Le risque prud’hommal : Le « prestataire de conduite » qui estime avoir été sous lien de subordination, pourrait saisir le Conseil des Prud’hommes pour obtenir le paiement de rappels de salaires, une indemnité forfaitaire pour travail dissimulé égale à 6 mois de salaire (peu importe la durée de relation) ainsi que diverses indemnités au titre de la rupture du contrat. En effet, il pourrait solliciter, par exemple, des dommages et intérêts pour licenciement abusif, alors même que son donneur d’ordre lui a notifié la rupture de contrat en respectant le préavis convenu au sein du contrat de prestation de service.

  • VOLET PENAL 

Le risque de poursuites pénales pour travail dissimulé : infraction de travail dissimulé (risque d’une peine d’amende d’un montant de 45.000 euros (180.000 euros si la personne morale est poursuivie) ainsi qu’une peine d’emprisonnement maximale de 3 ans. 

IV/ Un exemple, vaut parfois mieux que des mots : 

  • Imaginez un prestataire qui n’aurait pas souscrit de prévoyance au titre de son activité indépendante (s’il n’a pas d’assurance RC professionnelle, il est peu probable qu’il ait souscrit une assurance de prévoyance) ; 
  • Un accident le conduit à être placé en invalidité totale ou partielle (même si vous vous entendez bien avec ce dernier, les difficultés financières de ce dernier risquent de le conduire à envisager une procédure prud’hommale à votre encontre car il ne pourra jamais plus travailler). L’URSSAF pourrait également vous redresser pour travail dissimulé si l’indépendance du prestataire est remise en cause ; 
  • Lors de l’accident, il est constaté par les forces de l’ordre qu’il n’avait pas respecté la RSE notamment les temps de pause obligatoires (votre responsabilité civile et pénale pourrait être recherchée) et votre assureur risque de vous opposer une exclusion de garantie.
  • Le véhicule est accidenté, une personne transportée est décédée (les ayants droit vont se retourner vers votre société et vous risquez de vous heurter à l’insolvabilité du prestataire de conduite pour exercer un recours récursoire contre ce dernier). 

En définitive, un tel exemple, qui au regard des risques routiers inhérents à l’activité de conduite, n’est finalement pas si utopique, met en exergue le fait que les risques liés au recours d’un prestataire indépendant sont multiples.

La relation avec un prestataire de conduite doit juridiquement être examinée sous toutes ses facettes et au regard des conditions de faits.  Étudier le statut de ces prestataires, sous un seul angle (social, pénal, civil ou assurantiel) serait une erreur. 

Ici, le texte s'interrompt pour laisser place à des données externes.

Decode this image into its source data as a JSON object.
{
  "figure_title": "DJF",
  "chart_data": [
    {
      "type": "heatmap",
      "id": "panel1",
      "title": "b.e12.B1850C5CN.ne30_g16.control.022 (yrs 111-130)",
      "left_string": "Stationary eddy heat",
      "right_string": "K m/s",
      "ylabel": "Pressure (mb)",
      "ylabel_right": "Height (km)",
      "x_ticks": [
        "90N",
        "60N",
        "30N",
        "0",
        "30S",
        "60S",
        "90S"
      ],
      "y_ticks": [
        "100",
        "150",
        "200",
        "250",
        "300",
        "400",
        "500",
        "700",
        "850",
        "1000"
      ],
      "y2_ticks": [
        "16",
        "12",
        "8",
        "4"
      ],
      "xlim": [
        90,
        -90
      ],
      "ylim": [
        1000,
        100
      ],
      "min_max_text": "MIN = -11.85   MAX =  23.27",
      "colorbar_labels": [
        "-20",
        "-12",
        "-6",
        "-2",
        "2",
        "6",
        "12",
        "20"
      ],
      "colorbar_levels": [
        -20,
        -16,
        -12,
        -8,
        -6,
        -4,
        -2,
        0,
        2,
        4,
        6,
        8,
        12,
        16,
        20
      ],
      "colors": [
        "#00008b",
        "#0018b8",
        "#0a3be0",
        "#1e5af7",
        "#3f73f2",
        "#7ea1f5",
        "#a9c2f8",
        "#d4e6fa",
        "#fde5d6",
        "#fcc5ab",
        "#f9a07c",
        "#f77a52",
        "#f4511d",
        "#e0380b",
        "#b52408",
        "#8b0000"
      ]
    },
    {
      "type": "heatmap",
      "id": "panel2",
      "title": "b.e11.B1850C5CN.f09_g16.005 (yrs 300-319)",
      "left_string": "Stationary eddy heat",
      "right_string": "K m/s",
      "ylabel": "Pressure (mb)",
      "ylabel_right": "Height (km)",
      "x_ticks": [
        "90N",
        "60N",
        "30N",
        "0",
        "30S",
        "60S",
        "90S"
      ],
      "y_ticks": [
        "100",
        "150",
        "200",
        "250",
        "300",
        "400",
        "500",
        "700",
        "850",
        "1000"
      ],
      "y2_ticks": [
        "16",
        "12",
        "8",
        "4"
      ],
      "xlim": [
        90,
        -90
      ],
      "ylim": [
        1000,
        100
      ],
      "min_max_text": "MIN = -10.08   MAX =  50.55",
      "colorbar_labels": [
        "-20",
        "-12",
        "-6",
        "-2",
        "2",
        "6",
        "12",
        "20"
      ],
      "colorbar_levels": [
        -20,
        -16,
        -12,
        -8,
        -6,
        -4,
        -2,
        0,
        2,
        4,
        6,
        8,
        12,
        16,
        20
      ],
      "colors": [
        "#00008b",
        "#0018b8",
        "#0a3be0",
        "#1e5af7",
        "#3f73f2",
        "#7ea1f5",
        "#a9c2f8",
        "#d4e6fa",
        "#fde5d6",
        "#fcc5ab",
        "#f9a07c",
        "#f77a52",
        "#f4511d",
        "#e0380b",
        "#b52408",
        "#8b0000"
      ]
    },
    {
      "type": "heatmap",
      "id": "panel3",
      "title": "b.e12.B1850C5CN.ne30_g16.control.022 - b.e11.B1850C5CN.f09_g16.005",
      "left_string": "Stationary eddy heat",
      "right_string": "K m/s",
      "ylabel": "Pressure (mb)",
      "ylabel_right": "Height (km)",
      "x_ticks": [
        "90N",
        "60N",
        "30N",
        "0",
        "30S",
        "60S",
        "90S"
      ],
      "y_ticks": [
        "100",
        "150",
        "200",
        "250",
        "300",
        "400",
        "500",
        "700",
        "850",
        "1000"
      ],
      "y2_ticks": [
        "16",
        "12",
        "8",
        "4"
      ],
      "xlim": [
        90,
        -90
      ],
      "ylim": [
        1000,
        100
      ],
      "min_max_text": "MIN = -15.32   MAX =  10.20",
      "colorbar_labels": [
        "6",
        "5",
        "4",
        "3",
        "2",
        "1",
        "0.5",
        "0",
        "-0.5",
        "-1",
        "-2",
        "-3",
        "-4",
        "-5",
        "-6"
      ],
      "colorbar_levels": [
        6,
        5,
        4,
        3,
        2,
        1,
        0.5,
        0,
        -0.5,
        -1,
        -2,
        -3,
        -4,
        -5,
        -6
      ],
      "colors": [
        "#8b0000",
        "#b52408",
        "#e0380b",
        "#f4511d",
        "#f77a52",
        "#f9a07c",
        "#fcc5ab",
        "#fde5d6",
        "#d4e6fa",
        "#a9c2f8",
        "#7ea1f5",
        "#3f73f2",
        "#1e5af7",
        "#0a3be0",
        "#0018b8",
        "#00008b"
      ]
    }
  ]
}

A titre d’exemple, le fait qu’un agent DREAL puisse valider les conditions de travail d’un prestataire de conduite, ne signifie pas pour autant que cette relation de service sera validée de la même façon par l’URSSAF ou encore, par le Conseil des Prud’hommes en cas d’action du prestataire.

De même, si la requalification en contrat de travail n’est pas ordonnée par les juges, cela ne veut pas dire pour autant que vous ne serez pas embêtés pour être indemnisés en cas de sinistre.

A ce jour, aucun texte légal, ne règlemente le recours à ce type de prestataire.

Nous invitons donc les entreprises à la plus grande vigilance et prudence, lorsqu’en dépit des risques susvisés, elles décident tout de même de conclure un tel contrat.